Pickering Houses still standing, with the exception of the Phippen House, all in the vicinity of upper Essex and Chestnut Streets:
The Clarke, Silsbee, and Barnard Houses on Essex Street, the Pickering double house on Chestnut, and the Phippen House on Hardy and the grounds of the House of the Seven Gables Settlement Association.
There are several illustrations included in upcoming auctions that are of interest to me: some Salem things, and a few images which just appeal to me, period. First up is a little pamphlet by one of my representatives of Colonial Revival Salem, Mary Saltonstall Parker, who I wrote about more extensively here. She is known for her embroidery, her poetry and her prose, all of which evoked “Olde Salem” in a personal and heartfelt way. I can just imagine her and her contemporaries, including Frank Cousins and Mary Harrod Northend, working creatively and fervently to document all that was Salem (quite apart from the Witch Trials) in that heady decade of the 1890s. Mrs. Parker published little books continually through that decade, including one I do not have, Salem Scrap Book, with illustrations by S.E.C. Oliver, or Sarah E. Oliver, whom I presume is either the daughter or granddaughter of former Salem Mayor Henry Kemble Oliver, whose portrait is in the book.
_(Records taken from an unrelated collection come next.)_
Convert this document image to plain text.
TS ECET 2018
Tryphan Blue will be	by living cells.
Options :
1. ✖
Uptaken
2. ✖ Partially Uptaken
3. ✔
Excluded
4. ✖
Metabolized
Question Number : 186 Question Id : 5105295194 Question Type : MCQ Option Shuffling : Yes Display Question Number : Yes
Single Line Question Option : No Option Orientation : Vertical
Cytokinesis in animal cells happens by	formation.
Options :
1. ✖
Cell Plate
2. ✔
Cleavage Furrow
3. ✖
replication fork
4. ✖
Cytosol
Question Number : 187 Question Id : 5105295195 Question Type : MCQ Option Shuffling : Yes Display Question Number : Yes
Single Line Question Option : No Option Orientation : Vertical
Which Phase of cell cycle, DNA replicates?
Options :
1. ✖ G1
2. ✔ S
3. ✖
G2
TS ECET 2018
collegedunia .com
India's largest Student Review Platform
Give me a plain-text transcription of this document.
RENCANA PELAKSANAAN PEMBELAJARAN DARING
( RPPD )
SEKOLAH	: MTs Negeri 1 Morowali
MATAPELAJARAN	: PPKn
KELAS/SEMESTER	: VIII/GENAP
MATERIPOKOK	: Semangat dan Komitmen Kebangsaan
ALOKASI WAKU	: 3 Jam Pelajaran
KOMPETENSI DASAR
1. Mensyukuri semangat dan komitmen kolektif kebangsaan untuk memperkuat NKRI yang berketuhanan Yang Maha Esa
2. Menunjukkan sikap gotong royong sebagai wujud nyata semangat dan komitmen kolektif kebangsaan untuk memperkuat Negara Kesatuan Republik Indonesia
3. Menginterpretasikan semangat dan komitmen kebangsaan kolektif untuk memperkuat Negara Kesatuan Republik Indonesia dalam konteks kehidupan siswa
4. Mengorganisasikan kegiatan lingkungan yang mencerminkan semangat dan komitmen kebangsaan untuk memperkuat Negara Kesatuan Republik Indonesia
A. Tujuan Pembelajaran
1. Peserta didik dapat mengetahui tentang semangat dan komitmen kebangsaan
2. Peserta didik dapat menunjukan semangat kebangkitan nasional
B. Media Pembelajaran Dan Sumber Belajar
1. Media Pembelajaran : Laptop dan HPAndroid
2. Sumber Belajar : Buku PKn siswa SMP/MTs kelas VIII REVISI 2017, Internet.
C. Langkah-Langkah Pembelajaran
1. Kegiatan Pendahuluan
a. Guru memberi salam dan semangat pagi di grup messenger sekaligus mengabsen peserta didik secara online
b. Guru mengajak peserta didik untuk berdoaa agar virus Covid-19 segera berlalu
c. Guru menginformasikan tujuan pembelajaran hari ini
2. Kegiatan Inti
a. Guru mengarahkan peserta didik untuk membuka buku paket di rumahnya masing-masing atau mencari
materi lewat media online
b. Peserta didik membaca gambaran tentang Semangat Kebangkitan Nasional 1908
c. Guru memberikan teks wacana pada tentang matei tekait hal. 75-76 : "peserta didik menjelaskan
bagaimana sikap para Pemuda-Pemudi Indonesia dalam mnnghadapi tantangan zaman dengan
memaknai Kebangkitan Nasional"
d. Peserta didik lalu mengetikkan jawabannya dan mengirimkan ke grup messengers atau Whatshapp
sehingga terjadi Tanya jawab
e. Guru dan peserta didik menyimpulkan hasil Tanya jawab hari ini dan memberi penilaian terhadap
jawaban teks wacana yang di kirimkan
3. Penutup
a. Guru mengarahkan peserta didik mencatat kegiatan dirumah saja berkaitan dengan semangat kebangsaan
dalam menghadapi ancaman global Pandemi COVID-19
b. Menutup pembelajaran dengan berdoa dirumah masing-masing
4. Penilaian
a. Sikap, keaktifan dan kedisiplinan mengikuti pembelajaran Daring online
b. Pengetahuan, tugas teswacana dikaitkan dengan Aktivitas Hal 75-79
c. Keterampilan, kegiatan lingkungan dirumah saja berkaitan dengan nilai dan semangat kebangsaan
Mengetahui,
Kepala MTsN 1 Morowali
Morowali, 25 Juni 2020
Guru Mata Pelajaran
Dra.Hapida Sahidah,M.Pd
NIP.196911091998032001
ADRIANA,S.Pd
Miss Oliver’s illustrations are new to me so I’m going to search out for some more, because they look…..interesting. I also like how the content seems to be critiquing the two pillars of Salem tourism in the 1890s: Hawthorne and witches (now only one pillar stands): How Hawthorne would his face have hated, Burnt into cups, or silver-plated!…..We’ll let the poor old witches rest.
Swann Auction Galleries has a great auction of illustrated books coming up next week which includes several lots which caught my eye. I’ve always wanted a copy of Howard Pyle’s Book of the American Spirit, which includes images of several scenes of Salem “history”, including the previously-published young reputed witch on her way to the gallows and the iconic A Wolf had Not Been Seen in Salem for Thirty Years. And speaking of Hawthorne, a 1918 English First Edition of Tanglewood Tales with illustrations by Edmund Dulac is also included in this Swann auction, as are more Dulac illustrations of famous and not-so-famous fables and fairy tales, the focus of this collection.
Illustrations by Howard Pyle and Edmund Dulac from the upcoming Swann auction of the Salinas Collection of Fine Illustrated and Plate Books.